Rara Project
The Rara project was launched in 2016 with a long-term perspective. It includes:
- Systematic acquisition of old prints
- Professional conservation of the collection
- Measures for optimizing storage (climate monitoring)
- Digitization of the collection (see also Digital Library)
- Codicological and scholarly processing of the collection
- Thematic research initiatives
Old Prints as Documents of Research
Since the founding of the Bibliotheca Hertziana, the acquisition of current research literature has been supplemented by the targeted development of a special collection of historical books. As with research literature, the goal was to achieve completeness in only a few areas, strictly aligned with the Institute’s research focus. Thanks to this strategy, pursued consistently for many decades, the Bibliotheca Hertziana is renowned for having the best collection of historical prints on Roman topography, travel literature focusing on Italy, and architectural theory. Serious research in these fields has always been conducted in close connection with these holdings, which continue to be regularly consulted by international experts.
Material Turn and the Old Book as Thing and Object
Until about twenty years ago, research was focused on the text and image content of old prints, which were only accessible through microfilms, photographs, or reprints of varying quality. The acquisition of original editions justified this approach. Material or exemplar-specific aspects such as preservation condition, binding, collation, provenance, or marginalia, as well as performative aspects, played a secondary role. Typically, only one edition was considered. Research approaches focusing on changes between different editions (especially important for guide literature) played at most a peripheral role in art history.
Digitization has revolutionized research on old prints and simultaneously generated a new interest in the materiality of book objects. This interest can be seen as an offshoot of the “Material Culture Studies” conducted primarily in anthropology and archaeology since the 1960s. The Bibliotheca Hertziana’s Library Department is one of the first institutions of its kind to incorporate the consequences of the Material Turn not only thematically but also politically into its long-term collection development strategy. Thus, media like books are not viewed solely as semantic carriers, whose media form is essentially meaningless, but as actors or actants (the term originates from the actor-network theory developed by Bruno Latour, John Law, Michel Callon, Madeleine Akrich, and others), i.e., as active objects (agency) whose material specifics also influence and shape the reception of the content.

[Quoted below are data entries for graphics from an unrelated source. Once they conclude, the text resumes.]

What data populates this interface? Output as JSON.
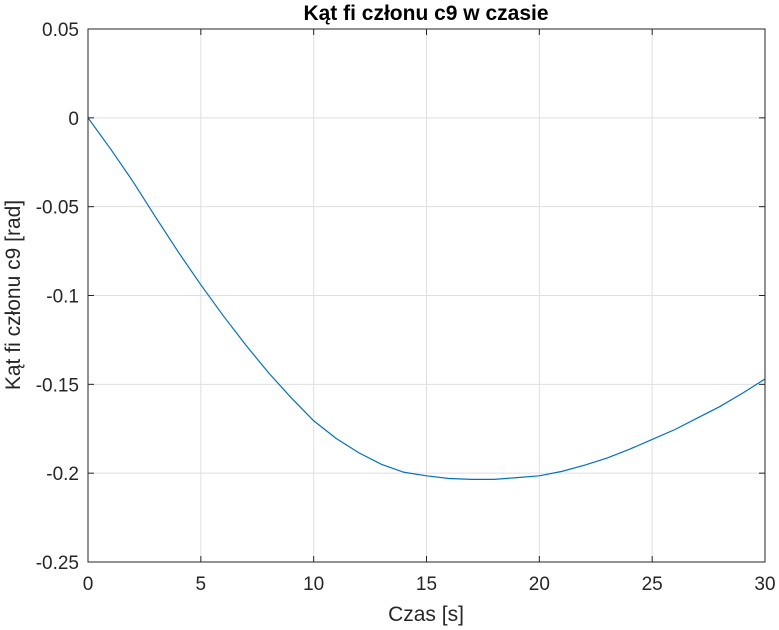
{
  "chart_data": {
    "type": "line",
    "title": "Kąt fi członu c9 w czasie",
    "xlabel": "Czas [s]",
    "ylabel": "Kąt fi członu c9 [rad]",
    "xlim": [
      0,
      30
    ],
    "ylim": [
      -0.25,
      0.05
    ],
    "xticks": [
      0,
      5,
      10,
      15,
      20,
      25,
      30
    ],
    "yticks": [
      -0.25,
      -0.2,
      -0.15,
      -0.1,
      -0.05,
      0,
      0.05
    ],
    "xtick_labels": [
      "0",
      "5",
      "10",
      "15",
      "20",
      "25",
      "30"
    ],
    "ytick_labels": [
      "-0.25",
      "-0.2",
      "-0.15",
      "-0.1",
      "-0.05",
      "0",
      "0.05"
    ],
    "grid": true,
    "line_color": "#0072BD",
    "series": [
      {
        "x": [
          0,
          1,
          2,
          3,
          4,
          5,
          6,
          7,
          8,
          9,
          10,
          11,
          12,
          13,
          14,
          15,
          16,
          17,
          18,
          19,
          20,
          21,
          22,
          23,
          24,
          25,
          26,
          27,
          28,
          29,
          30
        ],
        "y": [
          0,
          -0.0175,
          -0.036,
          -0.056,
          -0.0755,
          -0.094,
          -0.1115,
          -0.128,
          -0.1435,
          -0.1575,
          -0.1705,
          -0.1805,
          -0.1885,
          -0.195,
          -0.1995,
          -0.2015,
          -0.203,
          -0.2035,
          -0.2035,
          -0.2025,
          -0.2015,
          -0.199,
          -0.1955,
          -0.1915,
          -0.1865,
          -0.181,
          -0.1755,
          -0.169,
          -0.1625,
          -0.155,
          -0.147
        ]
      }
    ]
  }
}
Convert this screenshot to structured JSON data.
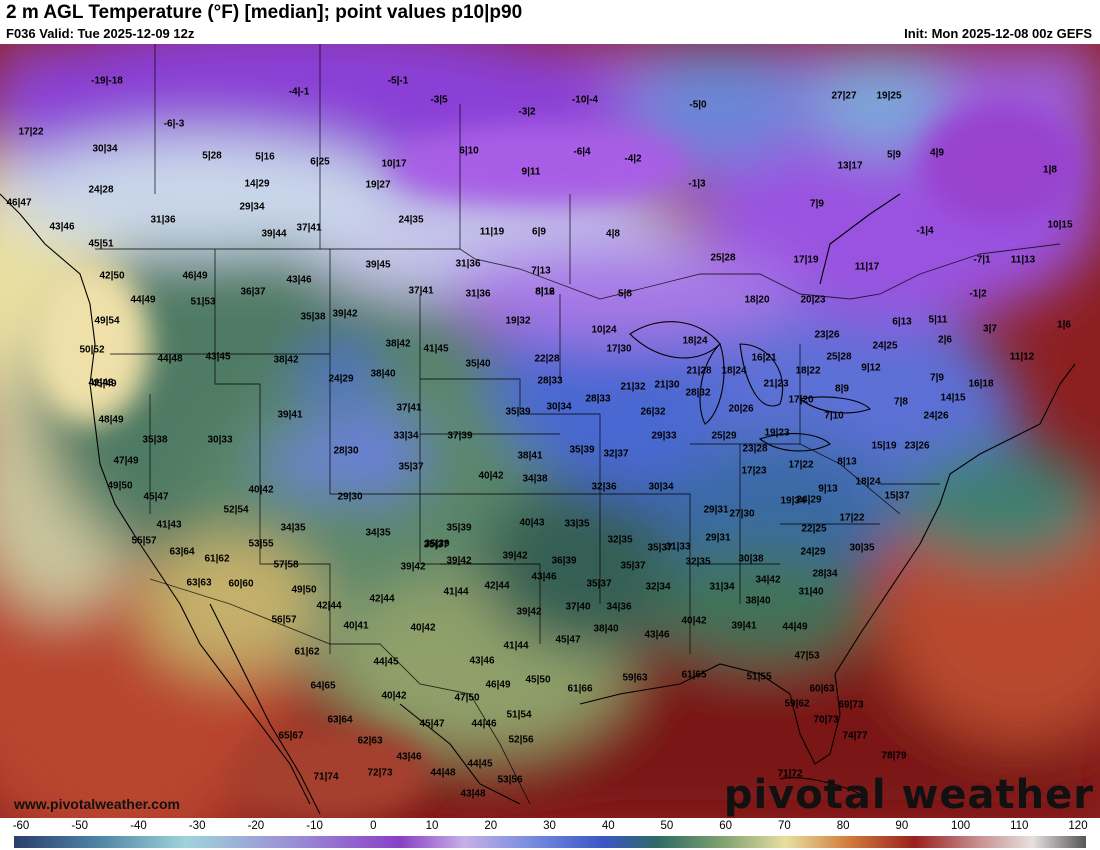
{
  "header": {
    "title": "2 m AGL Temperature (°F) [median]; point values p10|p90",
    "subtitle": "F036 Valid: Tue 2025-12-09 12z",
    "init": "Init: Mon 2025-12-08 00z GEFS"
  },
  "footer": {
    "credit": "www.pivotalweather.com",
    "brand": "pivotal weather"
  },
  "legend": {
    "ticks": [
      "-60",
      "-50",
      "-40",
      "-30",
      "-20",
      "-10",
      "0",
      "10",
      "20",
      "30",
      "40",
      "50",
      "60",
      "70",
      "80",
      "90",
      "100",
      "110",
      "120"
    ]
  },
  "point_values": [
    "-19|-18",
    "-4|-1",
    "-5|-1",
    "-3|5",
    "-3|2",
    "-10|-4",
    "-5|0",
    "27|27",
    "19|25",
    "17|22",
    "-6|-3",
    "30|34",
    "5|28",
    "5|16",
    "6|25",
    "10|17",
    "6|10",
    "-6|4",
    "-4|2",
    "13|17",
    "5|9",
    "4|9",
    "24|28",
    "14|29",
    "19|27",
    "9|11",
    "-1|3",
    "1|8",
    "46|47",
    "29|34",
    "7|9",
    "31|36",
    "43|46",
    "39|44",
    "37|41",
    "24|35",
    "11|19",
    "6|9",
    "4|8",
    "-1|4",
    "10|15",
    "45|51",
    "46|49",
    "36|37",
    "43|46",
    "39|45",
    "31|36",
    "7|13",
    "8|12",
    "25|28",
    "17|19",
    "11|17",
    "-7|1",
    "11|13",
    "42|50",
    "44|49",
    "51|53",
    "37|41",
    "31|36",
    "8|16",
    "5|8",
    "-1|2",
    "49|54",
    "35|38",
    "39|42",
    "19|32",
    "10|24",
    "18|20",
    "20|23",
    "6|13",
    "5|11",
    "1|6",
    "50|52",
    "44|48",
    "43|45",
    "38|42",
    "38|42",
    "41|45",
    "22|28",
    "17|30",
    "18|24",
    "16|21",
    "23|26",
    "25|28",
    "24|25",
    "2|6",
    "3|7",
    "11|12",
    "45|49",
    "24|29",
    "38|40",
    "35|40",
    "28|33",
    "21|32",
    "21|30",
    "21|28",
    "18|24",
    "21|23",
    "18|22",
    "9|12",
    "7|9",
    "16|18",
    "41|43",
    "39|41",
    "37|41",
    "30|34",
    "28|33",
    "28|32",
    "8|9",
    "17|20",
    "14|15",
    "7|8",
    "48|49",
    "35|38",
    "30|33",
    "33|34",
    "37|39",
    "35|39",
    "26|32",
    "20|26",
    "7|10",
    "24|26",
    "47|49",
    "28|30",
    "35|37",
    "38|41",
    "35|39",
    "32|37",
    "29|33",
    "25|29",
    "19|23",
    "17|22",
    "15|19",
    "23|26",
    "49|50",
    "40|42",
    "40|42",
    "34|38",
    "32|36",
    "30|34",
    "23|28",
    "17|23",
    "8|13",
    "18|24",
    "45|47",
    "52|54",
    "29|30",
    "35|39",
    "33|35",
    "24|29",
    "9|13",
    "15|37",
    "41|43",
    "34|35",
    "40|43",
    "35|37",
    "29|31",
    "27|30",
    "19|34",
    "17|22",
    "22|25",
    "55|57",
    "53|55",
    "34|35",
    "35|39",
    "32|35",
    "31|33",
    "29|31",
    "30|35",
    "63|64",
    "61|62",
    "35|37",
    "39|42",
    "36|39",
    "35|37",
    "32|35",
    "30|38",
    "24|29",
    "63|63",
    "60|60",
    "57|58",
    "39|42",
    "39|42",
    "43|46",
    "32|34",
    "31|34",
    "34|42",
    "28|34",
    "49|50",
    "42|44",
    "42|44",
    "41|44",
    "42|44",
    "35|37",
    "31|40",
    "56|57",
    "40|41",
    "40|42",
    "39|42",
    "37|40",
    "34|36",
    "38|40",
    "61|62",
    "44|45",
    "43|46",
    "41|44",
    "45|47",
    "38|40",
    "43|46",
    "40|42",
    "39|41",
    "44|49",
    "64|65",
    "40|42",
    "47|50",
    "46|49",
    "45|50",
    "61|66",
    "59|63",
    "61|65",
    "51|55",
    "47|53",
    "63|64",
    "45|47",
    "44|46",
    "51|54",
    "59|62",
    "60|63",
    "69|73",
    "65|67",
    "62|63",
    "43|46",
    "52|56",
    "70|73",
    "74|77",
    "71|74",
    "72|73",
    "44|48",
    "44|45",
    "53|56",
    "78|79",
    "43|48",
    "71|72"
  ]
}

This expanded understanding concerns not only the interface between the library and research but also the library itself, shaping the expanded research horizon of the BHMPI with its new strategies based on its own research.
Implementation of the Material Turn in the Collection Policy of the Library Department of the Bibliotheca Hertziana is embedded in the media-theoretical context of the post-digital.
Expansion of the Collection
The systematic expansion of the Rara collection, especially in line with the Institute's new thematic direction, is a key measure to ensure the library’s future sustainability. The following areas are prioritized: travel literature and topography beyond Italy, particularly concerning the Mediterranean region (Dalmatia, Greece, the Archipelago, Ottoman Empire, Palestine, Egypt, North Africa, Spain, and the Balearic Islands); cartography, geography, and atlases; nautical (especially navigation), colonial literature (mainly North Africa and Ethiopia).
A special new acquisition is the Vedute Romane by Piranesi, which was made possible with the support of the Tanja Michalsky Department.
Conservation
Digitized old prints are a work tool and not a replacement for the original. The library’s declared goal is not only to make Rara available but also to specifically encourage young scholars to engage with old prints. To facilitate this encounter, special funds of €600,000 for an extensive conservation campaign were requested and approved in 2016. In close cooperation with the Istituto Centrale per il Restauro e la Conservazione del Patrimonio Archivistico e Artistico (ICRPAL), a project was developed, initially for three years, in which all approximately 20,000 volumes were individually inspected for damage, cataloged in a database, and assigned to conservation measures according to urgency. A dedicated restoration workshop was set up at the Institute, where, since mid-2017, up to five restorers trained at ICRPAL have worked under the direction of Lorenzo Civiero. The project was extended until May 2023 with additional funding of €280,000.
The goal for 2025 is to establish a permanent half-time position for a restorer.